Recently, Peng-Cheng Ma’s group in the Xinjiang Technical Institute of Physics and Chemistry, and Molong Duan’s group from the Hong Kong University of Science and Technology, studied the mechanical and morphological variations of BF in seawater. The effects of corrosion temperature and time on the tensile strength of commercial BF were investigated. The results showed that the mechanical properties of BF first increased and then decreased. With the aggravation of seawater corrosion, surface morphologies of BF varied from a smooth surface, then rougher surface, and finally to the particles and plate-like particles, such as Mg(OH)2, NaCa2Al4(CO3)4(OH)8Cl. Based on the above results, the corrosion mechanism of BF in seawater was proposed (Fig. 1). The Na+ in the fiber could be replaced by K+ in seawater, and the compressive stress generated by the invasion ions was able to enhance the strength of fiber. As the Si-O-Si structure in fiber was attacked by OH- in seawater, some metal ions (Such as Mg2+) leached, forming a corrosive layer made of insoluble hydroxide on the fiber surface. The overall BF corrosion in seawater could be described as a dynamic process with competitive reactions, along with variations in the strength of fiber due to the ion exchange, ion leaching, and insoluble precipitation on the fiber surface.

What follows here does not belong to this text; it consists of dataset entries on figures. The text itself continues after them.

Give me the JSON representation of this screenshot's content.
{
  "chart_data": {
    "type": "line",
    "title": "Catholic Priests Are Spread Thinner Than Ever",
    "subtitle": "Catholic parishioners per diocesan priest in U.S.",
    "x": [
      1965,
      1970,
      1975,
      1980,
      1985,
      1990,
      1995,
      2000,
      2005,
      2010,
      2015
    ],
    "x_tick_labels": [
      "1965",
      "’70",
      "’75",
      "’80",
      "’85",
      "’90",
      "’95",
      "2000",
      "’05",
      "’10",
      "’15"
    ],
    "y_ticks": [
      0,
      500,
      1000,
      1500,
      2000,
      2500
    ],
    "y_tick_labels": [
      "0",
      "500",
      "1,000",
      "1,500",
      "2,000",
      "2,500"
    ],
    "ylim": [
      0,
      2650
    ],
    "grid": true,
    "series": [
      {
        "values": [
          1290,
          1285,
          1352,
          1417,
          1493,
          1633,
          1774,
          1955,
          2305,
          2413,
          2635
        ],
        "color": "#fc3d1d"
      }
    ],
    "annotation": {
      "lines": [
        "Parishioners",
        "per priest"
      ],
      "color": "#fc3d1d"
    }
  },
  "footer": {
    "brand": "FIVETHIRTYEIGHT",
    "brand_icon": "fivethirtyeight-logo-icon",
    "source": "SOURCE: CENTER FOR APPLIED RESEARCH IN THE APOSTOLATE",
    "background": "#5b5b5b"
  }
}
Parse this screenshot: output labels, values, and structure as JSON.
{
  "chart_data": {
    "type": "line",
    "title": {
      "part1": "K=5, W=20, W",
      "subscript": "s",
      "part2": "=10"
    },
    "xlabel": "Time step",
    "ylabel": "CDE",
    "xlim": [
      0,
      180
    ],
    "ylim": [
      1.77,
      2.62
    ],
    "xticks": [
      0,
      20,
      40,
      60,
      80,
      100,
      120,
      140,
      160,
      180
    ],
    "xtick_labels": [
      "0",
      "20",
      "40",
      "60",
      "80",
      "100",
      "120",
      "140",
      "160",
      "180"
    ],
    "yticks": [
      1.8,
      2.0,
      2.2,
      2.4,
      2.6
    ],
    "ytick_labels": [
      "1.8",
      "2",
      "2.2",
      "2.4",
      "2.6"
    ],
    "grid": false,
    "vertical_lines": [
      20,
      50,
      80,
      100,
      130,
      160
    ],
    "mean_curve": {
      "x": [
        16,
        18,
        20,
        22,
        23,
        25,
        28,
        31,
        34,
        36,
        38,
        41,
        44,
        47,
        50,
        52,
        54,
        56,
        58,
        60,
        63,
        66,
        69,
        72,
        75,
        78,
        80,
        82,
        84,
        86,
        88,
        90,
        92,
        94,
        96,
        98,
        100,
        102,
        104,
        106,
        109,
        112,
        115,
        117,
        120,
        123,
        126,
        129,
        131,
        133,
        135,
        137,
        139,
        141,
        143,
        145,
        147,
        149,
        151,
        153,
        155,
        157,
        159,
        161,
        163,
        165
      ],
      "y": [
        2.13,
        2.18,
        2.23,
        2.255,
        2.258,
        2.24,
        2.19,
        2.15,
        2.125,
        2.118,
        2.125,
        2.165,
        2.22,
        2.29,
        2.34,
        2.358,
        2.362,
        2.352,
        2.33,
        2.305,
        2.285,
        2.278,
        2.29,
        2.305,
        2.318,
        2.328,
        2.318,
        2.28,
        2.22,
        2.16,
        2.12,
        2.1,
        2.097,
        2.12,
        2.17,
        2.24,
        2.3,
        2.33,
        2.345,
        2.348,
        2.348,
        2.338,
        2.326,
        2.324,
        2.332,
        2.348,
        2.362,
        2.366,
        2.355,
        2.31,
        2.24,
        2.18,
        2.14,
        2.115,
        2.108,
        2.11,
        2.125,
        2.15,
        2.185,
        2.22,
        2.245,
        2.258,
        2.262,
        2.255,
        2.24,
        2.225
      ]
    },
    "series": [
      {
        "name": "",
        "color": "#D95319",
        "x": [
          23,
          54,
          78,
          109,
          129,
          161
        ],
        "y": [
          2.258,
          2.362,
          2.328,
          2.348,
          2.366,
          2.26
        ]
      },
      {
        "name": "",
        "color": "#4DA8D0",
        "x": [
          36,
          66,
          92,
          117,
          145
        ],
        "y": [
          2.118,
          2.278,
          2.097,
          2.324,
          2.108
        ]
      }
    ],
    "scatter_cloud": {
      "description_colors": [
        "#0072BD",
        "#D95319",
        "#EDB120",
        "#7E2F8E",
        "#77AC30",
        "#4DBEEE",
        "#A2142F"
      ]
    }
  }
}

Therefore, nanocomposite sizing was coated on the BF surface to improve the mechanical and seawater corrosion-resistant properties. The as-synthesized polysilsesquioxane nanosheets were added into the sizing, and the strength of BF was significantly enhanced, since nanosheets not only filled the voids in the coating layer but also transferred the loaded stress to the fiber. The results indicated that the ion permeation was largely restrained for BF with nanocomposite sizing since the ions were forced to travel through tortuous and longer paths owing to the existence of nanosheets, which significantly kept the fiber from environmental attacks (Fig. 2). Therefore, the Si-based nanosheets could work as an effective sacrificial layer to prevent fiber from being attacked by the OH- ions in seawater.

The research work was supported by the project of Tianshan Talents Program in Xinjiang and Talents Program of Chinese Academy of Sciences. The research results were published in Construction and Building Materials.

Fig. 1 Schematic illustration showing the corrosion mechanism of BF in seawater


Fig. 2 Schematic showing the corrosion behaviors of BF coated with different sizing


Li M, Li H, Achagri G, Liang C G, Duan M L, Xing D, Ma P C. Mechanical and morphological variations of basalt fiber in seawater and a strategy to improve its performance with nanocomposite sizing. Construction and Building Materials, 2024, 420: 135582.